Je suis à la fois producteur de bananes, passionné de diversification végétale et pépiniériste. Il y a vingt ans, j'ai introduit à la Martinique les premiers vitroplants de bananiers, qui ont largement contribué au succès du plan Banane durable.
Madame Allain, tous les cinq ans, nous détruisons le matériel végétal et nous semons de l'herbe, généralement de la brachiaria, que nous laissons pendant douze à dix-huit mois afin de provoquer un « vide sanitaire » avant de planter des vitroplants. On ne peut donc pas parler de monoculture.
Quant aux solutions alternatives, nous les connaissons, mais nous nous heurtons à deux problèmes.
Tout d'abord, bien que nos cultures se trouvent en zone tropicale, nous sommes soumis à des règles phytosanitaires définies pour un milieu continental. Il convient d'ouvrir un débat très sérieux sur l'utilisation des produits phytosanitaires et sur l'avenir de l'agriculture aux Antilles, sans s'en tenir à la banane, car les producteurs de canne, faute d'avoir accès aux désherbants, voient eux aussi leur production diminuer, de sorte que l'usine sucrière de Martinique n'est plus suffisamment approvisionnée.
D'autre part, nous avions recours au traitement aérien pour lutter contre une maladie qui menace de faire disparaître la filière « banane », en Martinique comme en Guadeloupe, mais la dérogation qui nous était accordée a été attaquée en justice et les hélicoptères sont cloués au sol.

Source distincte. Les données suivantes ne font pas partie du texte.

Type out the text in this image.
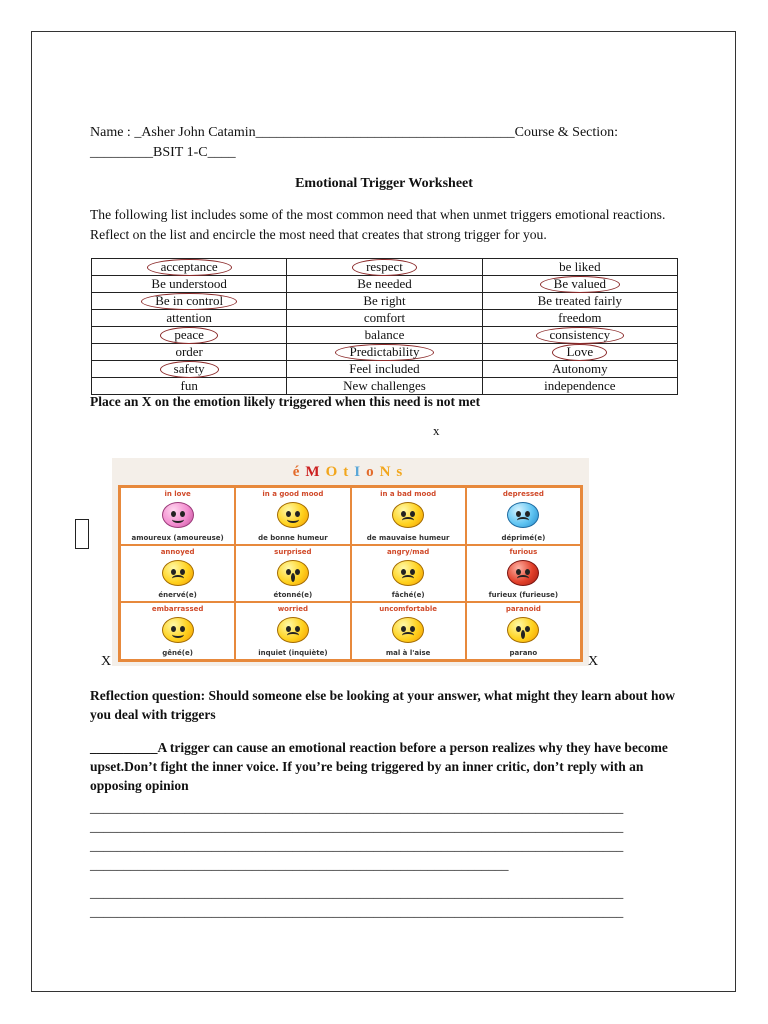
Name : _Asher John Catamin_____________________________________Course & Section:
_________BSIT 1-C____
Emotional Trigger Worksheet
The following list includes some of the most common need that when unmet triggers emotional reactions. Reflect on the list and encircle the most need that creates that strong trigger for you.
acceptance	respect	be liked
Be understood	Be needed	Be valued
Be in control	Be right	Be treated fairly
attention	comfort	freedom
peace	balance	consistency
order	Predictability	Love
safety	Feel included	Autonomy
fun	New challenges	independence
Place an X on the emotion likely triggered when this need is not met
x
éMOtIoNs
in love
amoureux (amoureuse)
in a good mood
de bonne humeur
in a bad mood
de mauvaise humeur
depressed
déprimé(e)
annoyed
énervé(e)
surprised
étonné(e)
angry/mad
fâché(e)
furious
furieux (furieuse)
embarrassed
gêné(e)
worried
inquiet (inquiète)
uncomfortable
mal à l'aise
paranoid
parano
X	X
Reflection question: Should someone else be looking at your answer, what might they learn about how you deal with triggers
__________A trigger can cause an emotional reaction before a person realizes why they have become upset.Don’t fight the inner voice. If you’re being triggered by an inner critic, don’t reply with an opposing opinion
_______________________________________________________________________________
_______________________________________________________________________________
_______________________________________________________________________________
______________________________________________________________
_______________________________________________________________________________
_______________________________________________________________________________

Nous luttons par voie terrestre, mais nous ignorons comment va évoluer la maladie. Nous travaillons activement avec le CIRAD à la recherche de nouvelles variétés résistantes, nous observons ce qui se pratique ailleurs, à Cuba ou à Saint-Domingue par exemple, et nous espérons trouver des solutions dans les deux ans qui viennent. Nous savons que les politiques sont très généralement hostiles aux OGM, mais il faudra bien se poser un jour la question de ce qui est possible ou non dans nos zones tropicales. Vous-même, Madame la députée, qui êtes écologiste, ne produisez pas totalement en bio. Nous aimerions le faire, mais nous ne le pouvons pas. Nous pratiquons donc une agriculture raisonnée. Les vitroplants nous ont déjà permis de pratiquement supprimer les nématicides, mais ils ne sont pas la panacée et il faut maintenant ouvrir le débat, en nous montrant les uns et les autres raisonnables. Il en va de l'avenir de notre agriculture, au-delà même des questions de crédits. Cela étant, je vous remercie, Monsieur Azerot, d'avoir demandé la sanctuarisation du POSEI ; cette enveloppe peut sembler importante, mais n'a rien d'excessif si l'on considère le nombre des emplois, directs et induits, qui sont en jeu.